The Official Newspaper for Foster County

Plane crash claims life of local pilot

At approximately 12:30 p.m. on Tuesday, Sept. 19, a fatal airplane crash occurred south of New Rockford, N.D.

According to Eddy County Sheriff Paul Lies, several witnesses traveling on Highway 281 reported seeing the plane crash into a cornfield west of the highway, and just a few yards north of the Eddy-Foster County border.

The plane was reportedly traveling west when it clipped the power lines east of Highway 281, said Lies, and ultimately went down in the cornfield immediately west of the highway about 6 miles south of New Rockford.

Lies said the airplane was a crop duster, and that its pilot, 63-year-old Lawrence Polries of Jamestown, N.D. died as a result of injuries suffered in the crash.

Polries, a native of Sykeston, N.D. and an agriculture pilot, had flown out of the Carrington Airport Tuesday morning, said Lies.

A press release from the North Dakota Highway Patrol states that Polries was spraying a sunflower field in a 2012 Air Tractor (AT502) when his tail fin made contact with an electrical wire.

According to a representative of Northern Plains Electric Cooperative, the plane is presumed to have crashed into a WAPA (Western Area Power Administration) transmission line, resulting in power outages at multiple substations in Carrington and the surrounding area.

The outages lasted between 30 and 90 minutes before all power had been restored.
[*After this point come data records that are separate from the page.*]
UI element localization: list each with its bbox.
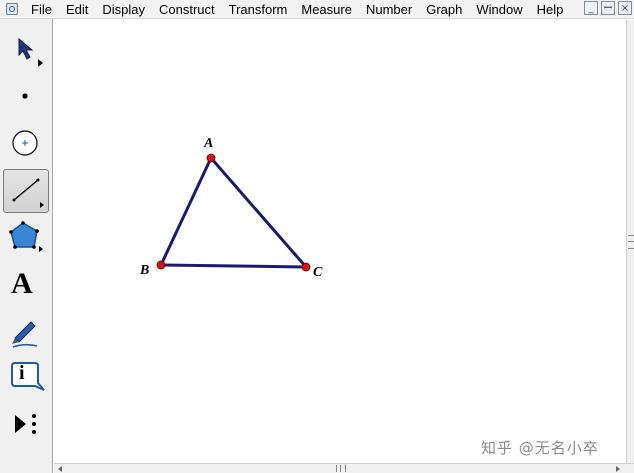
info-icon (11, 362, 45, 391)
point-icon (22, 93, 28, 99)
text-tool[interactable]: A (3, 263, 49, 307)
circle-icon (12, 130, 38, 156)
info-glyph: i (19, 362, 25, 384)
marker-tool[interactable] (3, 310, 49, 354)
vertical-scrollbar[interactable] (626, 20, 634, 463)
menu-construct[interactable]: Construct (152, 0, 222, 19)
menu-number[interactable]: Number (359, 0, 419, 19)
point-tool[interactable] (3, 75, 49, 119)
triangle-figure (156, 153, 311, 272)
arrow-select-tool[interactable] (3, 29, 49, 73)
menu-transform[interactable]: Transform (222, 0, 295, 19)
menu-help[interactable]: Help (530, 0, 571, 19)
point-c[interactable] (301, 262, 311, 272)
scroll-left-icon[interactable] (58, 466, 62, 472)
scroll-right-icon[interactable] (616, 466, 620, 472)
vertical-scroll-thumb[interactable] (628, 235, 634, 249)
menu-display[interactable]: Display (95, 0, 152, 19)
horizontal-scroll-thumb[interactable] (336, 465, 346, 472)
point-b[interactable] (156, 260, 166, 270)
window-controls: _ ꟷ × (584, 1, 632, 15)
segment-bc[interactable] (159, 263, 308, 269)
polygon-tool[interactable] (3, 216, 49, 260)
arrow-icon (18, 37, 43, 67)
point-label-c[interactable]: C (313, 265, 322, 281)
watermark: 知乎 @无名小卒 (481, 439, 599, 457)
horizontal-scrollbar[interactable] (54, 463, 634, 473)
point-a[interactable] (206, 153, 216, 163)
restore-button[interactable]: ꟷ (601, 1, 615, 15)
text-icon: A (11, 267, 33, 300)
segment-ab[interactable] (159, 156, 213, 267)
point-label-b[interactable]: B (140, 263, 149, 279)
menu-window[interactable]: Window (469, 0, 529, 19)
menu-measure[interactable]: Measure (294, 0, 359, 19)
minimize-button[interactable]: _ (584, 1, 598, 15)
menu-edit[interactable]: Edit (59, 0, 95, 19)
compass-circle-tool[interactable] (3, 122, 49, 166)
marker-pen-icon (12, 321, 38, 348)
close-button[interactable]: × (618, 1, 632, 15)
custom-tool[interactable] (3, 404, 49, 448)
information-tool[interactable]: i (3, 357, 49, 401)
polygon-icon (9, 221, 43, 252)
sketch-canvas[interactable]: A B C (54, 20, 626, 463)
menu-file[interactable]: File (24, 0, 59, 19)
segment-icon (12, 178, 44, 208)
toolbox: A i (0, 19, 53, 473)
menu-graph[interactable]: Graph (419, 0, 469, 19)
app-icon[interactable] (6, 3, 18, 15)
menu-bar: File Edit Display Construct Transform Me… (0, 0, 634, 19)
straightedge-segment-tool[interactable] (3, 169, 49, 213)
segment-ca[interactable] (209, 156, 308, 269)
custom-tools-icon (15, 414, 36, 434)
point-label-a[interactable]: A (204, 136, 213, 152)
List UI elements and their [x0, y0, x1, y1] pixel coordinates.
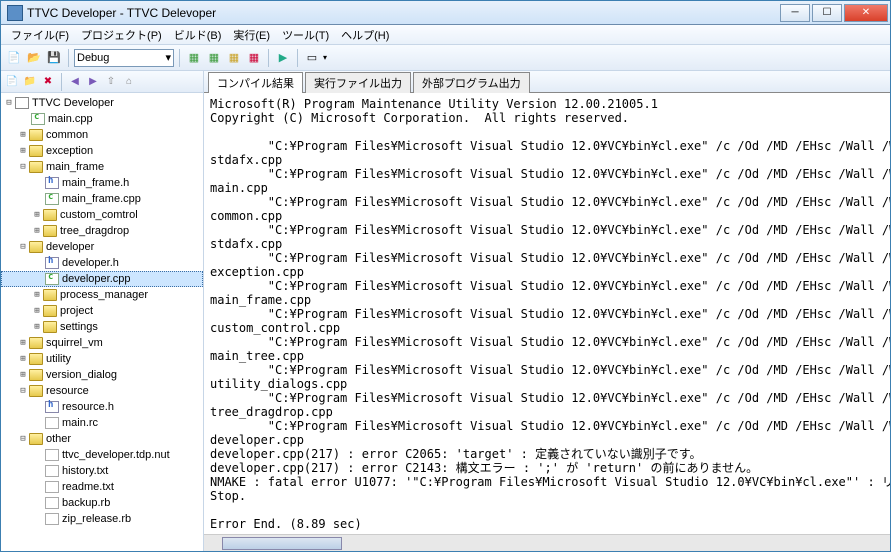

Sheriff Lies said his office is in contact with the Federal Aviation Administration (FAA) and the National Transportation Safety Board (NTSB), who will conduct an investigation

into the crash.

Other agencies involved include the Eddy County Sheriff's Office, Foster County Sheriff's Office, New Rockford Ambulance, New Rockford Fire Department and the Carrington

Fire Department.

Polries had operated his agricultural spraying business, Larry's Aerial Spray Service, out of Carrington for more than two decades. The Mass of Christian Burial for Polries was held at 10 a.m. on Saturday, Sept. 23 in St. Elizabeth's Catholic Church, Sykeston.